Codd's theorem
Codd's theorem states that relational algebra and the domain-independent relational calculus queries, two well-known foundational query languages for the relational model, are precisely equivalent in expressive power. That is, a database query can be formulated in one language if and only if it can be expressed in the other.
The theorem is named after Edgar F. Codd, the father of the relational model for database management.

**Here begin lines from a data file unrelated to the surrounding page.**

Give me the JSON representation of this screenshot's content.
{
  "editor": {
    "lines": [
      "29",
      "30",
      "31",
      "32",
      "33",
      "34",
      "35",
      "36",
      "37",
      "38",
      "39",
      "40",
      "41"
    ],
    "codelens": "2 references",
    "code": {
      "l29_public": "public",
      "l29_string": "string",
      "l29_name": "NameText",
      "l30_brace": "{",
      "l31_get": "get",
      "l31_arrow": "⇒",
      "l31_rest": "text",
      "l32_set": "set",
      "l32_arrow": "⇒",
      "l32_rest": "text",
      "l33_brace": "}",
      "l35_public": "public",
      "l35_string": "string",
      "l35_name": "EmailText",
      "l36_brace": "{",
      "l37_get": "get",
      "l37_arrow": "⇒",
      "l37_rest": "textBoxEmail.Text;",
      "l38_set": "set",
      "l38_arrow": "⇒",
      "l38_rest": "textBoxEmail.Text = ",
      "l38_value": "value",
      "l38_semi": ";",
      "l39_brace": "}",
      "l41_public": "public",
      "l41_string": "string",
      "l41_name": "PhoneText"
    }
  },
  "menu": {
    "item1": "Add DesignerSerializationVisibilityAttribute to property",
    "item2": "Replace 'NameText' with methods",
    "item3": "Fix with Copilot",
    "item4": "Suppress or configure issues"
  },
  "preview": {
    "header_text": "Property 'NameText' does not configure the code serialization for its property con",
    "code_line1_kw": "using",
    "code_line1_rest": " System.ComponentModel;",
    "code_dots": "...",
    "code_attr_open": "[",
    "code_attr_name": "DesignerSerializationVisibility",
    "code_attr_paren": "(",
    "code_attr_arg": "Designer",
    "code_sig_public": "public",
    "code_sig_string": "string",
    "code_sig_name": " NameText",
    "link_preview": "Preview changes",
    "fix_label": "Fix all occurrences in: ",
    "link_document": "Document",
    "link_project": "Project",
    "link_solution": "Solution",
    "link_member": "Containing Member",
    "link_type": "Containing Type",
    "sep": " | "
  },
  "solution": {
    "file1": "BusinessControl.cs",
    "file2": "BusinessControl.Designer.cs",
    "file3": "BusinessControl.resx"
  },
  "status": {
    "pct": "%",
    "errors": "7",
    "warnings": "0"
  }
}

The domain independent relational calculus queries are precisely those relational calculus queries that are invariant under choosing domains of values beyond those appearing in the database itself. That is, queries that may return different results for different domains are excluded. An example of such a forbidden query is the query "select all tuples other than those occurring in relation R", where R is a relation in the database. Assuming different domains, i.e., sets of atomic data items from which tuples can be constructed, this query returns different results and thus is clearly not domain independent.
Codd's Theorem is notable since it establishes the equivalence of two syntactically quite dissimilar languages: relational algebra is a variable-free language, while relational calculus is a logical language with variables and quantification.
Relational calculus is essentially equivalent to first-order logic[citation needed], and indeed, Codd's Theorem had been known to logicians since the late 1940s.[1][2]
Query languages that are equivalent in expressive power to relational algebra were called relationally complete by Codd. By Codd's Theorem, this includes relational calculus. Relational completeness clearly does not imply that any interesting database query can be expressed in relationally complete languages. Well-known examples of inexpressible queries include simple aggregations (counting tuples, or summing up values occurring in tuples, which are operations expressible in SQL but not in relational algebra) and computing the transitive closure of a graph given by its binary edge relation (see also expressive power). Codd's theorem also doesn't consider SQL nulls and the three-valued logic they entail; the logical treatment of nulls remains mired in controversy. (For recent work extending Codd's theorem in this direction see the 2012 paper of Franconi and Tessaris.[3]) Additionally, SQL allows duplicate rows (has multiset semantics.) Nevertheless, relational completeness constitutes an important yardstick by which the expressive power of query languages can be compared.
Notes
- ^ L.H. Chin and A. Tarski. Remarks on Projective Algebras. Bulletin of the AMS, 54:80-81, 1948.
- ^ A. Tarski and F.B. Thompson. Some general properties of cylindric algebras. Bulletin of the AMS, 58:65, 1952.
- ^ Enrico Franconi and Sergio Tessaris, On the Logic of SQL Nulls, Proceedings of the 6th Alberto Mendelzon International Workshop on Foundations of Data Management, Ouro Preto, Brazil, June 27-30, 2012. pp. 114-128
References
- Serge Abiteboul, Richard B. Hull, and Victor Vianu: Foundations of Databases. Addison-Wesley, 1995.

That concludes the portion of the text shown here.